Implications for Classical scholarship
The study's results have significant implications for the use of LLMs in Classical scholarship, highlighting the limitations of relying on automated metrics and emphasizing the importance of human evaluation.
Demerits
Limited scope
The study focuses on Ancient Greek technical prose, which may limit the generalizability of the findings to other languages and genres.

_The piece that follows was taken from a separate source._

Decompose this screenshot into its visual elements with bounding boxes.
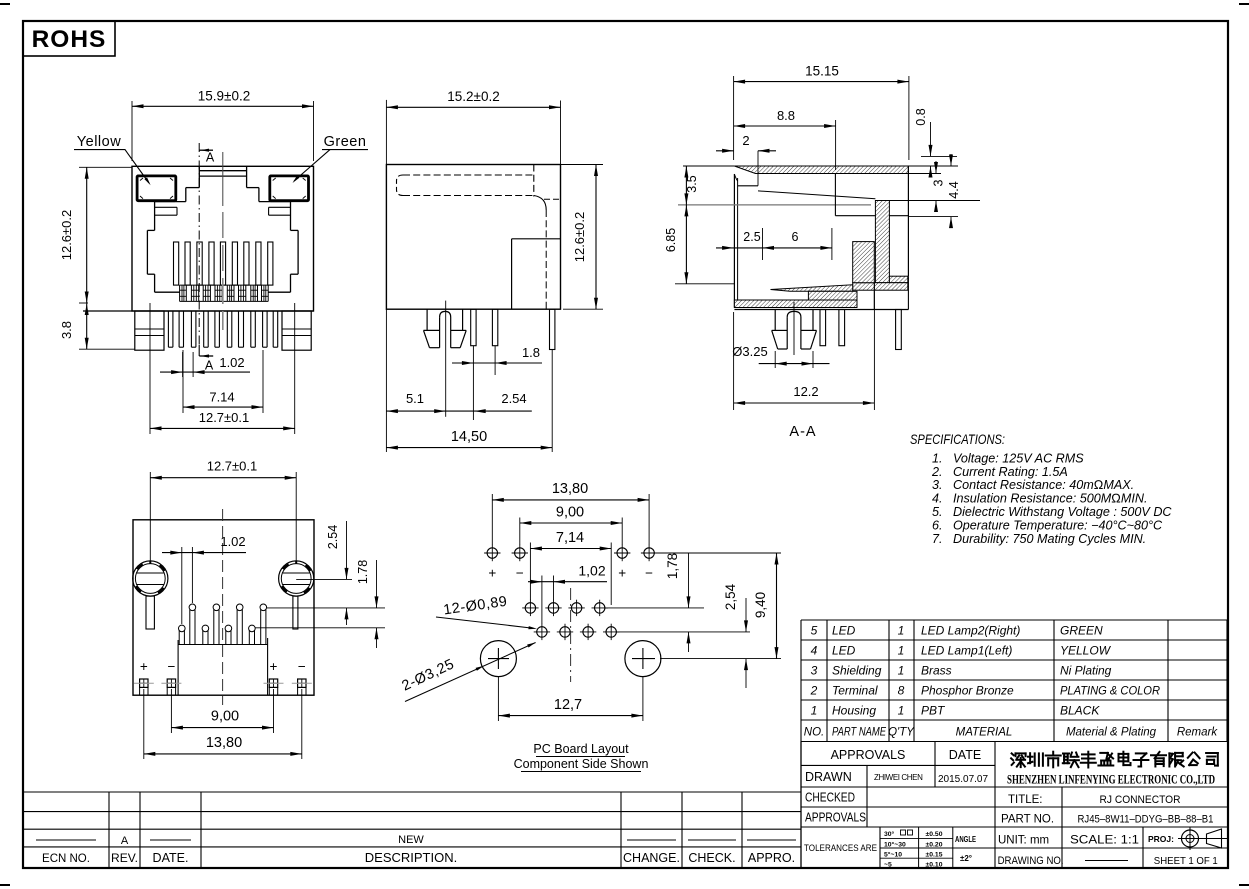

Dependence on human evaluation
The study's results rely on human evaluation, which can be subjective and time-consuming, limiting the scalability of the evaluation framework.
Expert Commentary
The study's findings are significant, as they highlight the limitations of relying on automated metrics in machine translation. The use of terminology rarity as a predictor of catastrophic failure is a novel insight, and the study's emphasis on human evaluation is timely. However, the study's dependence on human evaluation and limited scope may limit the generalizability of the findings. Nevertheless, the study's implications for Classical scholarship and the development of human evaluation frameworks are far-reaching and warrant further investigation.
Recommendations
- ✓ Future studies should investigate the use of terminology rarity as a predictor of catastrophic failure in other languages and genres.
- ✓ Researchers should develop more scalable and objective human evaluation frameworks to support the use of LLMs in low-resource languages.